Bald war die erste Ferienwoche vorüber. Carinas Mama holte Tante Helen vom Bahnhof ab. Eva und Carina befreiten derweil im Garten die Rosen vom Unkraut. Vera hatte gemeint: „Damit die Zeit schneller vergeht.“ Die beiden Mädchen konnten nämlich ganz schön nerven.

„Hallo, was macht ihr denn da?“, rief Karl neugierig vom Nachbargrundstück rüber. Er war der Nachbarsjunge. Er ging in die höhere Klasse, weil er ein Jahr älter war als die Freundinnen.

„Wir schlagen die Zeit tot, bis die Tante Helen kommt“, erklärte Eva.

„Alles klar, ich habe davon gehört. Mensch, habt ihr ein Glück. Wenn nur mir mal so etwas passieren würde. Ihr reist nach Schottland und ich sitze hier ganz allein zu Hause rum“, maulte Karl.

„Hör auf zu motzen“, mahnte Bruno, der sich fast unbemerkt an die drei herangeschlichen hatte, „mein Vater hat mir da was angedeutet, du wirst staunen!“

„Lass dir nicht alles aus der Nase ziehen, ich platze vor Neugier“, bettelte Karl.

„Oh, seht nur, da fährt der kleine Flitzer von Frau Nachbarin die Straße hinauf, gleich wird sich das Rätsel lösen“, versprach Bruno.

Alle sahen wie auf Kommando die Straße hinunter und flitzten dann hurtig ins Haus. Als die Frauen ankamen, saßen die Kinder erwartungsvoll im Wohnzimmer.

„Hello, girls and boys“, rief Tante Helen erfreut, „na, wen haben wir denn da?“ Ihr Akzent war wirklich sehr süß.

„Eigentlich ist die ganze Tante recht süß“, dachte Carina bei sich und ging auf die kleine Frau zu. Sie umarmte sie und küsste sie auf die Wange. „Wie war die lange Reise für dich, liebe Tante?“

„Oh, die Reise war sehr schön. Ich sah so viele schöne Städte und Dörfer. Einige davon haben mich sogar an meine Heimat erinnert“, erklärte Tante Helen.

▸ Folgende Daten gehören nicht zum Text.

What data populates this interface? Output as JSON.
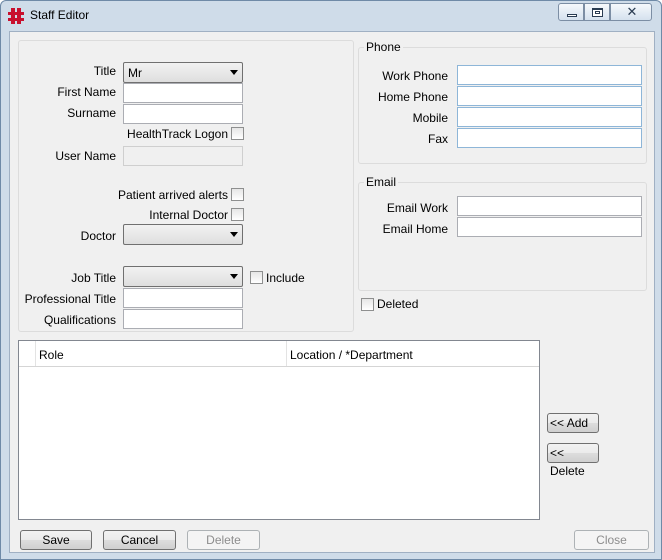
{
  "window": {
    "title": "Staff Editor"
  },
  "personal": {
    "title_label": "Title",
    "title_value": "Mr",
    "first_name_label": "First Name",
    "first_name_value": "",
    "surname_label": "Surname",
    "surname_value": "",
    "healthtrack_logon_label": "HealthTrack Logon",
    "user_name_label": "User Name",
    "user_name_value": "",
    "patient_alerts_label": "Patient arrived alerts",
    "internal_doctor_label": "Internal Doctor",
    "doctor_label": "Doctor",
    "doctor_value": "",
    "job_title_label": "Job Title",
    "job_title_value": "",
    "include_label": "Include",
    "professional_title_label": "Professional Title",
    "professional_title_value": "",
    "qualifications_label": "Qualifications",
    "qualifications_value": ""
  },
  "phone": {
    "caption": "Phone",
    "work_label": "Work Phone",
    "home_label": "Home Phone",
    "mobile_label": "Mobile",
    "fax_label": "Fax",
    "work_value": "",
    "home_value": "",
    "mobile_value": "",
    "fax_value": ""
  },
  "email": {
    "caption": "Email",
    "work_label": "Email Work",
    "home_label": "Email Home",
    "work_value": "",
    "home_value": ""
  },
  "deleted_label": "Deleted",
  "roles_grid": {
    "columns": [
      "Role",
      "Location / *Department"
    ],
    "rows": []
  },
  "buttons": {
    "add": "<< Add",
    "delete_role": "<< Delete",
    "save": "Save",
    "cancel": "Cancel",
    "delete": "Delete",
    "close": "Close"
  },
  "colors": {
    "titlebar": "#cfdce9",
    "client": "#f0f0f0",
    "logo_red": "#c8102e"
  }
}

„Lasst doch Helen erst einmal Platz nehmen. Du bist doch sicher furchtbar müde von der anstrengenden Zugfahrt“, mischte sich Silvia ein. „Ich schlage vor, wir gönnen uns Tee und Kuchen!“

„Ja, Kuchen und Tee sind eine gute Idee und es reimt sich auch noch“, scherzte Clemens. Clemens war der jüngere Bruder von Karl und seine Lieblingsbeschäftigung war das Essen.

Karl sagte: „Wenn ihr Clemens sucht, findet ihr ihn entweder über den Büchern oder in der Küche.“

Clemens besuchte ein Internat in der Schweiz. Er wollte Ingenieur werden, der Bauingenieur in spe kannte sich mit Bauwerken aus. Man konnte ihn fragen, was man wollte, er wusste über alte Gebäude genauso gut Bescheid wie über neue.